Yea, I’m in Wharton. So it’s not even like I’m a fine arts major or a music major, or a psych major. But yea, I fucks with it though, it’s giving me some great opportunities.
How do you see yourself combining your business world with your arts world? What’s the end result of this business-music fusion?
I definitely see myself being that pseudo-business-and-music artist. Like I would never expect to be on the same tier as Jay-Z, that man is the pinnacle, him and Diddy. I think that’s something I aspire to, but as far as that, honestly, I just want to become a long standing hip-hop act. I want to be able to perform for the next decade. I would love to be able to retire at thirty, or, if I wanted to, I could go on tour with my family just rapping. Also, I want to see the other people on my team do what they love. Like Myles [IonQuest] not only wants to do music videos, he’s actually a cinematographer. He wants to make documentaries.
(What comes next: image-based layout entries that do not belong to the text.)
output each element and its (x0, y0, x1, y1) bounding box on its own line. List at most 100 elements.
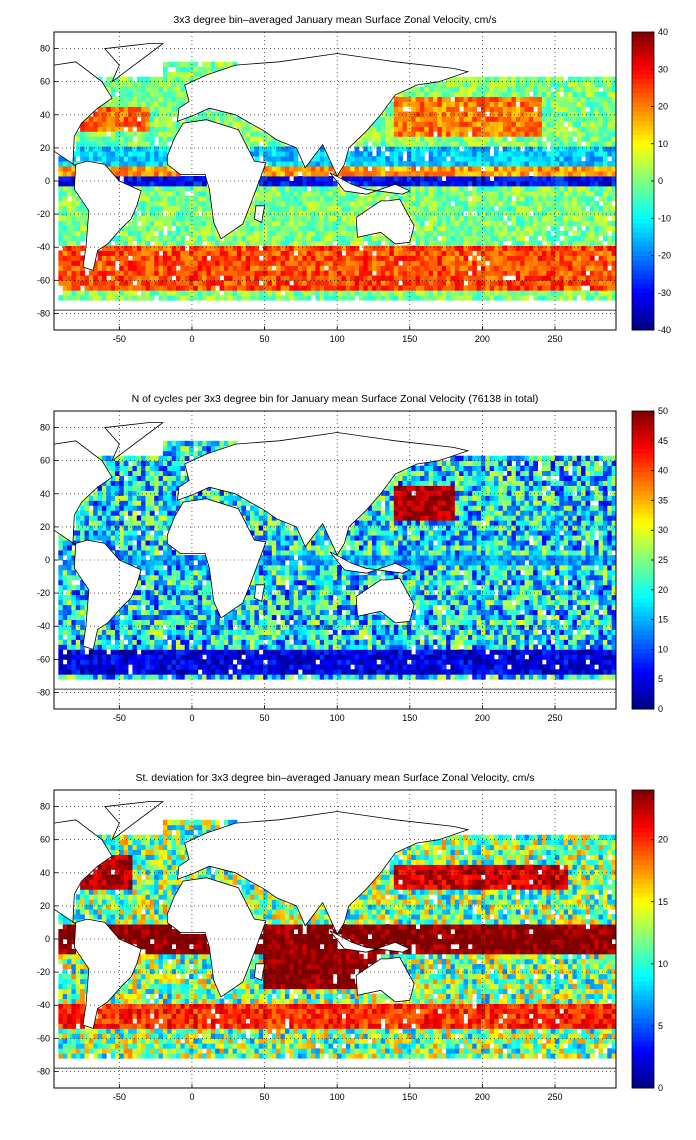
heatmap-cell (502, 96, 508, 102)
heatmap-cell (345, 295, 351, 301)
heatmap-cell (550, 200, 556, 207)
heatmap-cell (119, 285, 125, 291)
heatmap-cell (132, 290, 138, 296)
heatmap-cell (380, 156, 386, 162)
heatmap-cell (88, 674, 94, 680)
heatmap-cell (446, 275, 451, 281)
heatmap-cell (402, 674, 408, 680)
heatmap-cell (568, 136, 573, 142)
heatmap-cell (402, 121, 408, 127)
heatmap-cell (537, 86, 543, 92)
heatmap-cell (202, 215, 207, 222)
heatmap-cell (354, 270, 360, 276)
heatmap-cell (450, 101, 456, 107)
heatmap-cell (293, 295, 299, 301)
heatmap-cell (611, 235, 617, 241)
heatmap-cell (594, 156, 599, 162)
heatmap-cell (232, 61, 238, 68)
heatmap-cell (149, 181, 155, 187)
heatmap-cell (75, 664, 81, 670)
heatmap-cell (315, 235, 321, 241)
heatmap-cell (167, 166, 173, 172)
heatmap-cell (520, 91, 525, 97)
heatmap-cell (472, 195, 477, 202)
heatmap-cell (524, 96, 530, 102)
heatmap-cell (202, 669, 207, 675)
heatmap-cell (598, 210, 604, 217)
heatmap-cell (328, 260, 334, 266)
heatmap-cell (180, 280, 186, 286)
heatmap-cell (528, 116, 534, 122)
heatmap-cell (189, 235, 194, 241)
heatmap-cell (184, 181, 190, 187)
heatmap-cell (319, 669, 325, 675)
heatmap-cell (372, 181, 377, 187)
heatmap-cell (154, 215, 159, 222)
heatmap-cell (67, 176, 72, 182)
heatmap-cell (589, 76, 595, 83)
heatmap-cell (167, 181, 173, 187)
heatmap-cell (158, 240, 164, 246)
heatmap-cell (555, 101, 560, 107)
heatmap-cell (520, 151, 525, 157)
heatmap-cell (489, 101, 495, 107)
heatmap-cell (485, 171, 491, 177)
heatmap-cell (459, 121, 464, 127)
heatmap-cell (210, 240, 216, 246)
heatmap-cell (363, 245, 369, 251)
heatmap-cell (528, 215, 534, 222)
heatmap-cell (162, 76, 168, 83)
heatmap-cell (128, 81, 133, 88)
heatmap-cell (280, 215, 286, 222)
heatmap-cell (324, 235, 329, 241)
heatmap-cell (489, 240, 495, 246)
heatmap-cell (380, 141, 386, 147)
heatmap-cell (162, 96, 168, 102)
heatmap-cell (263, 215, 268, 222)
heatmap-cell (463, 146, 469, 152)
heatmap-cell (345, 240, 351, 246)
heatmap-cell (498, 195, 504, 202)
heatmap-cell (93, 290, 98, 296)
heatmap-cell (345, 265, 351, 271)
heatmap-cell (528, 265, 534, 271)
heatmap-cell (258, 185, 264, 192)
heatmap-cell (376, 270, 382, 276)
heatmap-cell (341, 230, 347, 237)
heatmap-cell (555, 200, 560, 207)
colorbar-step (632, 45, 654, 52)
heatmap-cell (197, 116, 203, 122)
heatmap-cell (171, 240, 177, 246)
heatmap-cell (245, 210, 251, 217)
heatmap-cell (141, 280, 146, 286)
heatmap-cell (411, 220, 416, 227)
heatmap-cell (306, 190, 312, 197)
heatmap-cell (106, 285, 112, 291)
heatmap-cell (598, 220, 604, 227)
heatmap-cell (424, 131, 430, 137)
heatmap-cell (184, 225, 190, 232)
heatmap-cell (515, 171, 521, 177)
heatmap-cell (533, 205, 538, 212)
heatmap-cell (132, 270, 138, 276)
heatmap-cell (241, 285, 247, 291)
heatmap-cell (119, 166, 125, 172)
heatmap-cell (550, 146, 556, 152)
heatmap-cell (376, 131, 382, 137)
heatmap-cell (110, 664, 116, 670)
heatmap-cell (267, 280, 273, 286)
heatmap-cell (607, 270, 613, 276)
heatmap-cell (476, 295, 482, 301)
heatmap-cell (136, 126, 142, 132)
heatmap-cell (563, 285, 569, 291)
heatmap-cell (389, 669, 395, 675)
heatmap-cell (267, 275, 273, 281)
heatmap-cell (507, 674, 512, 680)
heatmap-cell (520, 295, 525, 301)
heatmap-cell (202, 195, 207, 202)
heatmap-cell (297, 200, 303, 207)
heatmap-cell (515, 176, 521, 182)
heatmap-cell (437, 81, 443, 88)
heatmap-cell (315, 215, 321, 222)
heatmap-cell (328, 176, 334, 182)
So not only me, but I would like make these business moves with the rest of these people that I take my inspiration from.
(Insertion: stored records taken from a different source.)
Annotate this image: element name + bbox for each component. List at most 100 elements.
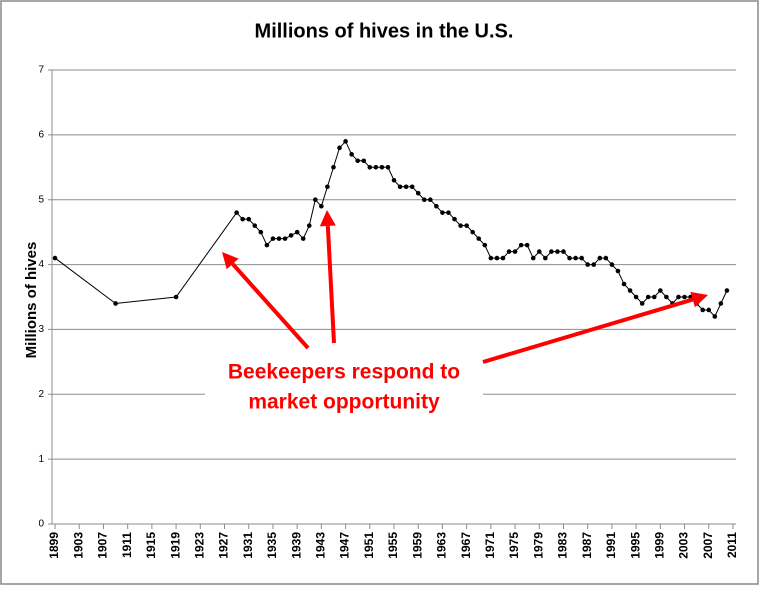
- x-tick-label: 1987: [580, 532, 594, 559]
- point: [367, 164, 373, 170]
- x-tick-label: 1943: [314, 532, 328, 559]
- point: [319, 203, 324, 209]
- point: [512, 249, 518, 254]
- point: [452, 216, 457, 222]
- point: [113, 301, 118, 306]
- point: [397, 184, 403, 190]
- annotation-arrowhead: [222, 252, 239, 270]
- point: [524, 242, 530, 248]
- point: [355, 158, 360, 164]
- point: [597, 255, 603, 261]
- point: [373, 164, 379, 170]
- point: [440, 210, 445, 215]
- point: [325, 184, 330, 190]
- point: [609, 262, 615, 267]
- point: [549, 249, 554, 254]
- point: [518, 242, 524, 248]
- point: [561, 249, 566, 254]
- grid: 0 1 2 3 4 5 6 7 1899 1903 1907 1911 1915 1919 1923 1927…: [38, 65, 739, 559]
- x-tick-label: 1927: [217, 532, 231, 559]
- y-axis-label: Millions of hives: [23, 242, 40, 359]
- x-tick-label: 1935: [265, 532, 279, 559]
- point: [313, 197, 318, 203]
- point: [682, 294, 687, 300]
- x-tick-label: 1939: [289, 532, 303, 559]
- point: [240, 216, 245, 222]
- point: [651, 294, 657, 300]
- point: [621, 281, 627, 287]
- point: [331, 164, 336, 170]
- point: [579, 255, 584, 261]
- point: [458, 223, 463, 228]
- point: [246, 216, 252, 222]
- point: [615, 268, 621, 274]
- point: [639, 301, 645, 306]
- point: [428, 197, 433, 203]
- x-tick-label: 1959: [410, 532, 424, 559]
- x-tick-label: 1931: [241, 532, 255, 559]
- point: [555, 249, 560, 254]
- point: [270, 236, 276, 241]
- point: [591, 262, 597, 267]
- x-tick-label: 1983: [556, 532, 570, 559]
- point: [403, 184, 409, 190]
- point: [234, 210, 239, 215]
- x-tick-label: 2003: [677, 532, 691, 559]
- point: [470, 229, 475, 235]
- point: [482, 242, 488, 248]
- point: [421, 197, 427, 203]
- point: [415, 190, 421, 196]
- point: [543, 255, 548, 261]
- x-tick-label: 1999: [653, 532, 667, 559]
- point: [585, 262, 590, 267]
- point: [252, 223, 258, 228]
- x-tick-label: 1915: [144, 532, 158, 559]
- point: [645, 294, 651, 300]
- y-tick-label: 0: [38, 519, 44, 530]
- annotation-arrowhead: [319, 210, 336, 227]
- annotation-arrow: [482, 297, 694, 364]
- point: [282, 236, 288, 241]
- x-tick-label: 1923: [192, 532, 206, 559]
- point: [530, 255, 536, 261]
- point: [488, 255, 494, 261]
- x-tick-label: 1979: [531, 532, 545, 559]
- y-tick-label: 4: [38, 259, 44, 270]
- x-tick-label: 1911: [120, 532, 134, 558]
- point: [391, 177, 397, 183]
- point: [52, 255, 58, 261]
- y-tick-label: 6: [38, 129, 44, 140]
- point: [258, 229, 264, 235]
- x-tick-label: 1955: [386, 532, 400, 559]
- annotation-text: market opportunity: [248, 391, 440, 414]
- point: [434, 203, 439, 209]
- x-tick-label: 1947: [338, 532, 352, 559]
- point: [337, 145, 342, 151]
- x-tick-label: 1971: [483, 532, 497, 559]
- annotation-text: Beekeepers respond to: [228, 361, 460, 384]
- point: [712, 314, 718, 319]
- point: [633, 294, 639, 300]
- annotation-arrowhead: [690, 291, 708, 308]
- point: [573, 255, 578, 261]
- y-tick-label: 7: [38, 65, 44, 76]
- plot: [52, 139, 730, 319]
- x-tick-label: 1907: [96, 532, 110, 559]
- point: [264, 242, 270, 248]
- point: [718, 301, 724, 306]
- point: [700, 307, 706, 313]
- point: [306, 223, 312, 228]
- point: [627, 288, 633, 293]
- annotation: Beekeepers respond to market opportunity: [205, 210, 708, 421]
- point: [276, 236, 282, 241]
- x-tick-label: 2011: [725, 532, 739, 558]
- x-tick-label: 1995: [628, 532, 642, 559]
- chart-title: Millions of hives in the U.S.: [255, 20, 514, 42]
- x-tick-label: 2007: [701, 532, 715, 559]
- point: [706, 307, 712, 313]
- x-tick-label: 1899: [47, 532, 61, 559]
- y-tick-label: 3: [38, 324, 44, 335]
- annotation-arrow: [231, 262, 310, 350]
- x-tick-label: 1919: [168, 532, 182, 559]
- annotation-arrow: [325, 225, 336, 344]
On “#MostIncredible” you say, “I do this cause y’all bitching about Minaj, and I’m different.” Obviously, you’re a female artists, and you seem to have a little contempt for Nicki on your track.
It’s not even contempt. It’s really like sometimes people straight up be bitching about Nicki Minaj. They say, “I can’t stand Nicki, I can’t stand Nicki,” and then when I send them my tape they won’t answer me back when I ask how they felt about it. I don’t spit about my ass, that’s not my goal. For example, Nitty Scott, she’s dope. Rhapsody, she’s dope. These are people I look up to, and none of us, we’re not tryna channel what I call the “Bad Bitch Syndrome.” Nicki Minaj isn’t really doing anything new for rap, to me. Lil Kim did that, Foxy Brown did that and they all had hot bars, so she gotta elevate her stuff. When she first came out I was like “Oh word.” She came out with the cover of Biggie, and I was like “Yea finally we got another femcee.” But then she started doing pop and ass, and I can’t be down with that.
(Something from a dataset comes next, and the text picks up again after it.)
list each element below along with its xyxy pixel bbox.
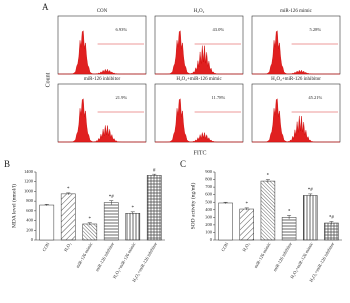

You talk a lot about rapping since you were a kid on the album, you say you’ve been rapping since birth. Do you remember your first lines you wrote as a kid?
Well, As a kid, I would just dub over other people raps. I wouldn’t necessarily call that rap. But when I was 16, I’ll never forget, I said, “My hair stay kinky like nymphos/ my attitude’s laidback like cornrows/ I’m addictive like chocolate & pornos/ was once told no one’s gonna toot my horn so/ beep beep back up.” When I spit it everyone like “Oh shit.” It was just a freestyle and it came to me like that.
When you go on tour, what songs from Exquisite Corpse are you going to showcase?
I gotta do “#MostIncredible”, but If I had one song that I could perform for the rest of my life and that’s the only song I’d do ever, it’s “Apache.” I’d probably do “Precipice” too, just because I feel like a lot of college students will probably be in the audience, and if you can’t dig me venting about college life, I don’t know. I understand J. Cole right now, I know what he was talking about.
You can download Exquisite Corpse now.